Asian shares mostly lower, China PMI weighs
Asian markets mostly slipped on Tuesday (Sep 30), with Hong Kong hit for a second day as a pro-democracy protest showed no signs of abating and a gauge of Chinese manufacturing came in below forecast.
HONG KONG: Asian markets mostly slipped on Tuesday (Sep 30), with Hong Kong hit for a second day as a pro-democracy protest showed no signs of abating and a gauge of Chinese manufacturing came in below forecast.
Traders took their cue from a negative Wall Street. Japanese shares were hit by a surprise fall in factory output while the yen edged up against the dollar. Hong Kong sank 1.28 percent, or 296.23 points, to 22,932.98, extending Monday’s 1.90 percent losses.
Tokyo closed 0.84 percent lower, shedding 137.12 points to 16,173.52, while Seoul gave up 0.32 percent, or 6.51 points, to end at 2,020.09. However, Sydney added 0.54 percent, or 28.58 points, to 5,292.8 and Shanghai climbed 0.26 percent, or 6.16 points, to 2,363.87 on the last day before a week-long holiday for China’s National Day.
In Hong Kong a second night of mass protests passed off peacefully Monday, bringing relief after Sunday night saw police fire tear gas and pepper spray at protesters in the financial hub.
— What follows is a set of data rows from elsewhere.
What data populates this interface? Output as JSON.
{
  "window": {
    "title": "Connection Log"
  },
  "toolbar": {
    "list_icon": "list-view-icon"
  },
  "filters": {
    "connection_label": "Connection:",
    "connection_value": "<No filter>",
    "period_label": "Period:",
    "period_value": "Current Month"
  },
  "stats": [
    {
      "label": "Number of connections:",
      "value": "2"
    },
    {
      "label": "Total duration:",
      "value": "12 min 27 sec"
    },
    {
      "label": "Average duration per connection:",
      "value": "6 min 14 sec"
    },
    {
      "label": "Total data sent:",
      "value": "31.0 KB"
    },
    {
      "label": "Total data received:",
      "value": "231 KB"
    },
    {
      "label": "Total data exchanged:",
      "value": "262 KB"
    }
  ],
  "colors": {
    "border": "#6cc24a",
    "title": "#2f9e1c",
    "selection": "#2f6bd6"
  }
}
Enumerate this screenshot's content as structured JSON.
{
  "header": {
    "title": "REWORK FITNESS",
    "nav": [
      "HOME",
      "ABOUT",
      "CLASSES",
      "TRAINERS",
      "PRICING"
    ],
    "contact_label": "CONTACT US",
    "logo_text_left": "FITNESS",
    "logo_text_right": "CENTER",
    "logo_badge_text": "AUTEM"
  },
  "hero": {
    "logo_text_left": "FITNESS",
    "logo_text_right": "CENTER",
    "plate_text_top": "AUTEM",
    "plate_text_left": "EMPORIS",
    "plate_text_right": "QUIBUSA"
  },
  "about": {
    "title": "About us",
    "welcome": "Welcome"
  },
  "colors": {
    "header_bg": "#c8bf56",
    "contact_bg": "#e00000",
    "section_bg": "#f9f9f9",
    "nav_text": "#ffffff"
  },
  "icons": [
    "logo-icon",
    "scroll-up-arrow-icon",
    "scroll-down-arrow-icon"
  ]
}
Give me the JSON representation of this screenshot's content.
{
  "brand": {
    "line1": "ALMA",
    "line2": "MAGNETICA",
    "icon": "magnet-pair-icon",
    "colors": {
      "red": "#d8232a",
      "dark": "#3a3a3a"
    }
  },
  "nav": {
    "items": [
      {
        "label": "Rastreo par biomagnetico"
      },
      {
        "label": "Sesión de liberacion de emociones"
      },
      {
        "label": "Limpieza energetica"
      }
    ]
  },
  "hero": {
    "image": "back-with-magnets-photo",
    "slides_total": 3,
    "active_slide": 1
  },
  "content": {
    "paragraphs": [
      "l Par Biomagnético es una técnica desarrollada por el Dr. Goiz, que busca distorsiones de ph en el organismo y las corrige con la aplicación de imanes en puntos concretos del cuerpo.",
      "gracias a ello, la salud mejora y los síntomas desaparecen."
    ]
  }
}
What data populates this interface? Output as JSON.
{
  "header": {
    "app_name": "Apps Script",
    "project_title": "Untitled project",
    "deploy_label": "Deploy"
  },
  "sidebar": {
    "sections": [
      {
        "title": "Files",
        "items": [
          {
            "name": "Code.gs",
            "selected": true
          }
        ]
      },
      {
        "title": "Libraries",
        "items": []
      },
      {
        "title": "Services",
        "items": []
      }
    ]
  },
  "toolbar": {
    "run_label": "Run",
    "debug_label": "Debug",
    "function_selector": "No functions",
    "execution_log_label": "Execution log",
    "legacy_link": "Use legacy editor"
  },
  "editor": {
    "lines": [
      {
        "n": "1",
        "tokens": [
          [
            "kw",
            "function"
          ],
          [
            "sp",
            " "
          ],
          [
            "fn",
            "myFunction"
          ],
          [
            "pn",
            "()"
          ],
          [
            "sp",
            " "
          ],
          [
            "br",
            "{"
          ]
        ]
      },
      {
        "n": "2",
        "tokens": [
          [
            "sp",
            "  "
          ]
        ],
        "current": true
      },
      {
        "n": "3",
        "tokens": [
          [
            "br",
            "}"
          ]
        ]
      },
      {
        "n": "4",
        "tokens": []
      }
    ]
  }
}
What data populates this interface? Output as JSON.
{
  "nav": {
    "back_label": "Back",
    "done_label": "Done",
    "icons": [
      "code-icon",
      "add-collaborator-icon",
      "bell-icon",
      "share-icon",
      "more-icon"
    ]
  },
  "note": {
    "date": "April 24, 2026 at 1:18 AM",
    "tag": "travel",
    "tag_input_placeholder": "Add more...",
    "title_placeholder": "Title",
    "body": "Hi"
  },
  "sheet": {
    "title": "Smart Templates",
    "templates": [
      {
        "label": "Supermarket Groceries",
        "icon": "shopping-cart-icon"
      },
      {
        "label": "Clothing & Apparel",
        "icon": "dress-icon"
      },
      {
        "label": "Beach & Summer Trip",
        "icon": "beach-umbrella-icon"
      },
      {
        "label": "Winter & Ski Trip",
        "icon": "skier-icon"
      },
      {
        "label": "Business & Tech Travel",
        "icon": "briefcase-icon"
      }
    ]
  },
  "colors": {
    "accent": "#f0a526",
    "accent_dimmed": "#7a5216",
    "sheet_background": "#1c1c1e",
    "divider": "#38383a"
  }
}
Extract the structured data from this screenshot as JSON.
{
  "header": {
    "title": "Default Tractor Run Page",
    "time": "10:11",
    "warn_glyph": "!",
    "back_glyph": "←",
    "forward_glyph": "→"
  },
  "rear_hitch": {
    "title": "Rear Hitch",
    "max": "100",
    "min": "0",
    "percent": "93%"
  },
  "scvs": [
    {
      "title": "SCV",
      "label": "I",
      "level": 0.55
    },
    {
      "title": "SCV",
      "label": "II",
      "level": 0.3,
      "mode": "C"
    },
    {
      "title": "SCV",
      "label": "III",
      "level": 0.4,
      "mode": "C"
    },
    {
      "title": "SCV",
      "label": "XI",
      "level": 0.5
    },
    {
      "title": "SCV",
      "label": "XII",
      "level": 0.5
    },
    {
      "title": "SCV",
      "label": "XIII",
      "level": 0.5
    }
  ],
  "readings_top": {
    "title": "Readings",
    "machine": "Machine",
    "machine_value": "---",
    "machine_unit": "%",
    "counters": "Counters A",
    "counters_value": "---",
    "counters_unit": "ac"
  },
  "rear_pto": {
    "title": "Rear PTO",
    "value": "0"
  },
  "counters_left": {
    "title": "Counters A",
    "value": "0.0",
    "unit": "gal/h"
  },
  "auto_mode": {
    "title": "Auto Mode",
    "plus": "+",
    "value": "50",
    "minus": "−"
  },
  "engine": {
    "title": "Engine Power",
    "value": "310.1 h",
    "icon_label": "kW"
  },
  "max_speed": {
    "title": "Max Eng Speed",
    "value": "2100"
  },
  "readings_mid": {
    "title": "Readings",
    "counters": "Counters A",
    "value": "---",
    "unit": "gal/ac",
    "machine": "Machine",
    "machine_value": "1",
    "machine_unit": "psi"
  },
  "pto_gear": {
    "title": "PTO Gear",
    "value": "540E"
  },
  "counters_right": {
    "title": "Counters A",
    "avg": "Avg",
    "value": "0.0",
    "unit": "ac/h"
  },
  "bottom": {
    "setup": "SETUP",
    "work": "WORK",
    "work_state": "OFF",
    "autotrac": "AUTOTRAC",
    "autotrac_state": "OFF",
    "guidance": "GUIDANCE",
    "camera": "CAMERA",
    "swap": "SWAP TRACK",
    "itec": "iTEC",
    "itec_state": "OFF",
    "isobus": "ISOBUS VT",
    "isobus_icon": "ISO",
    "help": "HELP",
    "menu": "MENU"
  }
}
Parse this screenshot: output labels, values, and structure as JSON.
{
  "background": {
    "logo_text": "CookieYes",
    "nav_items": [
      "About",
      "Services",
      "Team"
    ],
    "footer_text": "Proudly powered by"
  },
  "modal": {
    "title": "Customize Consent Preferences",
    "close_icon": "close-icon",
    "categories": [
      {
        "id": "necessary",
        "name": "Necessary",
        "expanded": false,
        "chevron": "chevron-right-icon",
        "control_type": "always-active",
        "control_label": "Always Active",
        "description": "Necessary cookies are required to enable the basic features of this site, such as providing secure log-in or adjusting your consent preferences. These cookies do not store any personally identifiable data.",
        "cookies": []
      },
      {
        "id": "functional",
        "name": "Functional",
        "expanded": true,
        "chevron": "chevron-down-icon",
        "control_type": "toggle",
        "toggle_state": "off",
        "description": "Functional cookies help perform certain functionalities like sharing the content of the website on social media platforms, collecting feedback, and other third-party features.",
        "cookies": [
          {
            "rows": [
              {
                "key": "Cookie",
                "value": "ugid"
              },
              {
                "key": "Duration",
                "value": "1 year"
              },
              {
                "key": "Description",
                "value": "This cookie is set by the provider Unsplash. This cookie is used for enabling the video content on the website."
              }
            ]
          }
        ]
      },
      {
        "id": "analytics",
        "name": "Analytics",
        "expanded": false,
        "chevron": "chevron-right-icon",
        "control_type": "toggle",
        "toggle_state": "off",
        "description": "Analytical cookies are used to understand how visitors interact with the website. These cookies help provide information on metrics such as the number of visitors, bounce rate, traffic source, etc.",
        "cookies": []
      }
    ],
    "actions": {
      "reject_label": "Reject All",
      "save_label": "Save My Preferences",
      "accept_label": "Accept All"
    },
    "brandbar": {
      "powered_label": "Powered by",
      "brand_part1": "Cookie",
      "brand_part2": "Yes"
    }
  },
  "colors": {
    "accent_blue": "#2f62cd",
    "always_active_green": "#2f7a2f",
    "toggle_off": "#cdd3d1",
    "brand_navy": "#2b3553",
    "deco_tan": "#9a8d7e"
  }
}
However, some of the city’s key roads remained closed off, with the demonstrators refusing to move until Beijing agrees to its demands for full universal suffrage.
The campaign comes as China’s Golden Week holiday begins on Wednesday, when big-spending mainlanders normally visit the city’s luxury stores. While there are fears about the impact on the city’s economy Laura Luo, head of Hong Kong and China equities at Baring Asset Management, said the effects of the standoff on Hong Kong stocks would be limited.
“It is natural for investors to choose to take profit in an event like this, but any major market plunge may present a good entry point for long-term investors,” she told Dow Jones Newswires.
CHINA DATA DISAPPOINTS
Adding downward pressure on shares was HSBC’s final purchasing managers’ index (PMI) for China which came in at 50.2 for September. While it was above the 50-point level that separates growth from contraction, it is lower than the 50.5 predicted in last week’s preliminary reading and adds to fears about the Chinese economy following a series of soft data.
In Japan official data showed factory production unexpectedly fell 1.5 percent month-on-month in August, reversing a 0.4 percent uptick in July. Output grew at its fastest rate in more than two years in January before losing steam. Also, household spending dropped a steeper-than-expected 4.7 percent in August, logging a year-on-year drop for the fifth straight month since a sales tax rise in April. The figures raised concerns that the tax hike continues to weigh on consumption and the economy.
Foreign exchange trading saw the US dollar at 109.40 yen, against 109.45 yen in New York late Monday as it takes a breather before the release of US data this week, with some economists predicting it will bounce back and pass 110 yen soon.
The euro bought US$1.2684 and 138.77 yen, against US$1.2686 and 138.87 yen in New York.
On Wall Street Monday dealers took their cash off the table as they warily eye events in Hong Kong, while looking ahead to the US data releases, culminating in jobs creation figures on Friday. The Dow slipped 0.25 percent, the S&P 500 also lost 0.25 percent and the Nasdaq fell 0.14 percent.
On oil markets US benchmark West Texas Intermediate for November delivery was up nine cents at US$94.66 a barrel and Brent crude added 53 cents to US$97.73. Gold was at US$1,216.54 an ounce, against US$1,219.65 late Monday.